In each case there has been a marked physical improvement, which was usually reflected vocally and dramatically. It was a revelation to discover that tricks of behaviour could be eliminated in a comparatively short space of time once the student learned to control his tensional balance from the head-neck region. In all cases students, since re-education, are easier to teach and can take and carry out stage directions with greater ease.
The students seem to become aware of themselves in a new way. Each student reacted in a different characteristic way. For example, those who had been over-anxious to please authority discovered that they could be themselves with impunity, ceasing to be such model students, but becoming better performers. One student, a girl hampered by angular stereotyped movements, and a curiously ‘spinsterish’ quality of personality, has acquired considerable warmth and gracefulness. Another, with originally a very mediocre ‘drawing-room’ voice, is now considered by her original teachers and critics to have developed the qualities of voice and personality that go to make a really great singer.
The time it takes to get results varies greatly between one student and another. The utilization of the approach depends largely on the student himself.

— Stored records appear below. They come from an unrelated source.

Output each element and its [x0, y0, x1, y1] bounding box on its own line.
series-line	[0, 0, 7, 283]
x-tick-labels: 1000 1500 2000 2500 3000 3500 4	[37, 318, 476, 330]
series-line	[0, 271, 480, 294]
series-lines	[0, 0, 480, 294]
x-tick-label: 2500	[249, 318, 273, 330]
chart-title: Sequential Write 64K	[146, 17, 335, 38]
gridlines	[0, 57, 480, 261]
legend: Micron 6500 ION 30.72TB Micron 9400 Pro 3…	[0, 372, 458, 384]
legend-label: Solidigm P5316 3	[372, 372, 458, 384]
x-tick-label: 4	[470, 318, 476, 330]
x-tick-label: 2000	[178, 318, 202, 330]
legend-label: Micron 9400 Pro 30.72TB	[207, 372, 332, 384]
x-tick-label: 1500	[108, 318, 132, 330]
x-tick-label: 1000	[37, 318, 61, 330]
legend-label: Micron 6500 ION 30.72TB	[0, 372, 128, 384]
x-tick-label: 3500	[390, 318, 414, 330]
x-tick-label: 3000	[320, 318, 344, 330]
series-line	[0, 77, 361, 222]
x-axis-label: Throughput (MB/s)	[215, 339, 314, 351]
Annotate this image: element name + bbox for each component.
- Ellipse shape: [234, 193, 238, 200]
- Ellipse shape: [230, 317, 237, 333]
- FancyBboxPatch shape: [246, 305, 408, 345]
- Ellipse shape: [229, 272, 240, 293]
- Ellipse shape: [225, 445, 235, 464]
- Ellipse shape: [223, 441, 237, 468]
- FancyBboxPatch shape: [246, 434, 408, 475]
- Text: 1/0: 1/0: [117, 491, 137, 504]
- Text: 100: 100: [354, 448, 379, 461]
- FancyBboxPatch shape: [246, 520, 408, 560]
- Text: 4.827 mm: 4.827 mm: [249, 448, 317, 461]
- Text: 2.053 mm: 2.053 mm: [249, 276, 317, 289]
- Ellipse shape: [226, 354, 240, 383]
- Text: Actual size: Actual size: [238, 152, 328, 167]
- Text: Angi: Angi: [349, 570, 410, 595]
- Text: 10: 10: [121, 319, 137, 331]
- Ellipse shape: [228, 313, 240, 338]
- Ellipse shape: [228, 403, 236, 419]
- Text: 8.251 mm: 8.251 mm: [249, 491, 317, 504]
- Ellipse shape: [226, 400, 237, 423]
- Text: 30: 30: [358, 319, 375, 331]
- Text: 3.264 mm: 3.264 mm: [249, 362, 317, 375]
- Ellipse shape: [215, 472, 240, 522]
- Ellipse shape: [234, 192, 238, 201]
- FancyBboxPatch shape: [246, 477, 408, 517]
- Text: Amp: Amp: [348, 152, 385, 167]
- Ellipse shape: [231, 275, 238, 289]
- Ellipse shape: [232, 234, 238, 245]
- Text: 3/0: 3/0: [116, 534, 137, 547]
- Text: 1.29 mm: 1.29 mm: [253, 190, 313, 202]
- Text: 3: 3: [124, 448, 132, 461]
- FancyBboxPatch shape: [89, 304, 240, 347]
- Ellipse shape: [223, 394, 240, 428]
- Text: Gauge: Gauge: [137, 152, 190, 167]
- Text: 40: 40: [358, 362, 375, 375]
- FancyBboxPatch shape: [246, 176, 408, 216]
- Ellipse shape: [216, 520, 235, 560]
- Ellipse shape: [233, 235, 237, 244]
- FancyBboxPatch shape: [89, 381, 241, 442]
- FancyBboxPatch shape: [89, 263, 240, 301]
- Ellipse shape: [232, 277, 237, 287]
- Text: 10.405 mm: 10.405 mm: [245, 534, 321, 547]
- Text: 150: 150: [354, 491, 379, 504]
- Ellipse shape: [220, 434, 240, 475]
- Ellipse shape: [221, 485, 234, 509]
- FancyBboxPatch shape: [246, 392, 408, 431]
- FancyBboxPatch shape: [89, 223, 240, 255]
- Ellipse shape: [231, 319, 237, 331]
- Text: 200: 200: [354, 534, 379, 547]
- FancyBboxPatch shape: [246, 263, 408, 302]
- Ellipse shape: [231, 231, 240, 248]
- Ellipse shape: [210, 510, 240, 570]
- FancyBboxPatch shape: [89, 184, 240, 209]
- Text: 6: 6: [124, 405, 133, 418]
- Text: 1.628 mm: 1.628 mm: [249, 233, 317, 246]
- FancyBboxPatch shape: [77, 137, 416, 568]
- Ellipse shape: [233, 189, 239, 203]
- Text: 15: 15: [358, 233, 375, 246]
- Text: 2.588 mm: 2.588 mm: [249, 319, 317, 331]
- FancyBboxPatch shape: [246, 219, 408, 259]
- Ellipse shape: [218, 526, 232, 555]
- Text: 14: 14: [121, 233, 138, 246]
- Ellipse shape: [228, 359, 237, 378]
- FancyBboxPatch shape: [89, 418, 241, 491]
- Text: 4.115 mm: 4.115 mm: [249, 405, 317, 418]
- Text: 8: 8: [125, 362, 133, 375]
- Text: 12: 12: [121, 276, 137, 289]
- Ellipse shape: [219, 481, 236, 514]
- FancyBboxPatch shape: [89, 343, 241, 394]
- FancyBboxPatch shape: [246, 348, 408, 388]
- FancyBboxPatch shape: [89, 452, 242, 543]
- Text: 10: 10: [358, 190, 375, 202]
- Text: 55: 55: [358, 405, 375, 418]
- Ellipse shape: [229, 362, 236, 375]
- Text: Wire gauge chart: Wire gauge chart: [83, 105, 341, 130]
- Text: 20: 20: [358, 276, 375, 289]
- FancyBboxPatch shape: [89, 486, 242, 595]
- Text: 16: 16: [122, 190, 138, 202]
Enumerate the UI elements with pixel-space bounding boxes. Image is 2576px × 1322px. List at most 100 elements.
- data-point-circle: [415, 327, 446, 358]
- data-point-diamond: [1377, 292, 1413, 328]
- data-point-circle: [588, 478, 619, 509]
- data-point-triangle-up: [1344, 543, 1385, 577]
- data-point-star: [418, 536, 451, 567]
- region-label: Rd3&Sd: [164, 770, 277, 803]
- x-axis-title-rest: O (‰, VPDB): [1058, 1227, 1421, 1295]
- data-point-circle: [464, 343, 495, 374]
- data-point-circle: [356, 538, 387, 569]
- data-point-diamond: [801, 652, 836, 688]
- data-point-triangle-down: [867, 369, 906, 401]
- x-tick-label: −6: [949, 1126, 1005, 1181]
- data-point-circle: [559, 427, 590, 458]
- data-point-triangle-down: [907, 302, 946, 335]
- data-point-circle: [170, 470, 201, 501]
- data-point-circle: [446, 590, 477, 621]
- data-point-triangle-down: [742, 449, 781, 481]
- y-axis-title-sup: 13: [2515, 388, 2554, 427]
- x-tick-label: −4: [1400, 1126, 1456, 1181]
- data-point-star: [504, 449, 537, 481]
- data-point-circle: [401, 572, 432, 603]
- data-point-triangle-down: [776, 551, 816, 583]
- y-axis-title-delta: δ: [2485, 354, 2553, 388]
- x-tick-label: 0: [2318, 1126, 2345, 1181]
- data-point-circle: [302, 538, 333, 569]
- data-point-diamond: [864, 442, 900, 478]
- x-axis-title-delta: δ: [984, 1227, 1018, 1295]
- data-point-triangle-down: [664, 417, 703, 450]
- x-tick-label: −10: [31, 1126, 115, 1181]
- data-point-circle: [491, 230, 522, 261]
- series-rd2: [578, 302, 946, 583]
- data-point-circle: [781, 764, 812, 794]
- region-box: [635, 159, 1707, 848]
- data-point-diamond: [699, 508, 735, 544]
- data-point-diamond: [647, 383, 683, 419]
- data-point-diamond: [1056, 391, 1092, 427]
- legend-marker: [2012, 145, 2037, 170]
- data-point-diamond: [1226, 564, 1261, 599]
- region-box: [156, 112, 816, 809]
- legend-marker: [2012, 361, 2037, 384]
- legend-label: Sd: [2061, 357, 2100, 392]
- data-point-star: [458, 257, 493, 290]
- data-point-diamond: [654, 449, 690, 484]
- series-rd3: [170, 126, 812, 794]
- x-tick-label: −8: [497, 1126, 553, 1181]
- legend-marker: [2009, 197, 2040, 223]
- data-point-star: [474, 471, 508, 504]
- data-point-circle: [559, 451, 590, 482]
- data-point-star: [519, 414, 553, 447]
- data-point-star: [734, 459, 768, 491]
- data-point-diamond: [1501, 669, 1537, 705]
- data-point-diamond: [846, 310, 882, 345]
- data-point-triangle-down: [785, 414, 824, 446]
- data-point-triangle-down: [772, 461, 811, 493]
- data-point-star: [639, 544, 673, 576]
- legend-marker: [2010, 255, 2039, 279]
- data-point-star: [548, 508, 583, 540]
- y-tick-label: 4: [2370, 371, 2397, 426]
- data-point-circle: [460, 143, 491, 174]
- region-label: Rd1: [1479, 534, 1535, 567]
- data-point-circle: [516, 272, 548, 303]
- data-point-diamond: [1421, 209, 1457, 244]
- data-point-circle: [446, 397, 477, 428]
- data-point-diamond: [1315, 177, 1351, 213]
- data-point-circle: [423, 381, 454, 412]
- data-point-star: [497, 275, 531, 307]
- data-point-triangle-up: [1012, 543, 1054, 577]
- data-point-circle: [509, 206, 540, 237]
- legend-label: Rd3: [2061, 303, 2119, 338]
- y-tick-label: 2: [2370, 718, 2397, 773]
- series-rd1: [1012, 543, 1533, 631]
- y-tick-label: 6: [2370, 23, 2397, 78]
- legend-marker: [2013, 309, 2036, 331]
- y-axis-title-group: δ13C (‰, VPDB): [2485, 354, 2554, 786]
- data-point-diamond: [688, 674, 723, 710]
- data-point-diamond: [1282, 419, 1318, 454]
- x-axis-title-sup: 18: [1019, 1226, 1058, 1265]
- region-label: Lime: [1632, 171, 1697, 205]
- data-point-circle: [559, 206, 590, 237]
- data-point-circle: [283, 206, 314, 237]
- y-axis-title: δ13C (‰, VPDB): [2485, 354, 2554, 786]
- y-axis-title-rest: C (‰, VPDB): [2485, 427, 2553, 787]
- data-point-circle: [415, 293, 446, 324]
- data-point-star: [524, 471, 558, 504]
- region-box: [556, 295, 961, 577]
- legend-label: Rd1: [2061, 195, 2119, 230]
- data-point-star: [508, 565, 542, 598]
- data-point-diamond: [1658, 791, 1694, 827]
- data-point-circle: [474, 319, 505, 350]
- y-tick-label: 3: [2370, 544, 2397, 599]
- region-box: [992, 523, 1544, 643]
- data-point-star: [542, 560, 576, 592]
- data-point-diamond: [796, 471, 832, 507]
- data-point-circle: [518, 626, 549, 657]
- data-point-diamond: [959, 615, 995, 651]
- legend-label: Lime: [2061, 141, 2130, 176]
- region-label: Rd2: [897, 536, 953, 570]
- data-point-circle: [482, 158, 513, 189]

Eight of the fifty re-educated students entered last year for a singing prize which is competed for by women singers every four years. It is open to all amateur and professional singers under thirty years of age in the British Isles, and is considered the highest achievement possible for students. The total entry was over one hundred. Of the eight students who entered six reached the semi-final, in which there were fifteen competitors. This is quite out of proportion to what one might expect.
In our opinion, this approach is the best means we have yet encountered for solving the artist’s problem of communication and should form the basis of his training.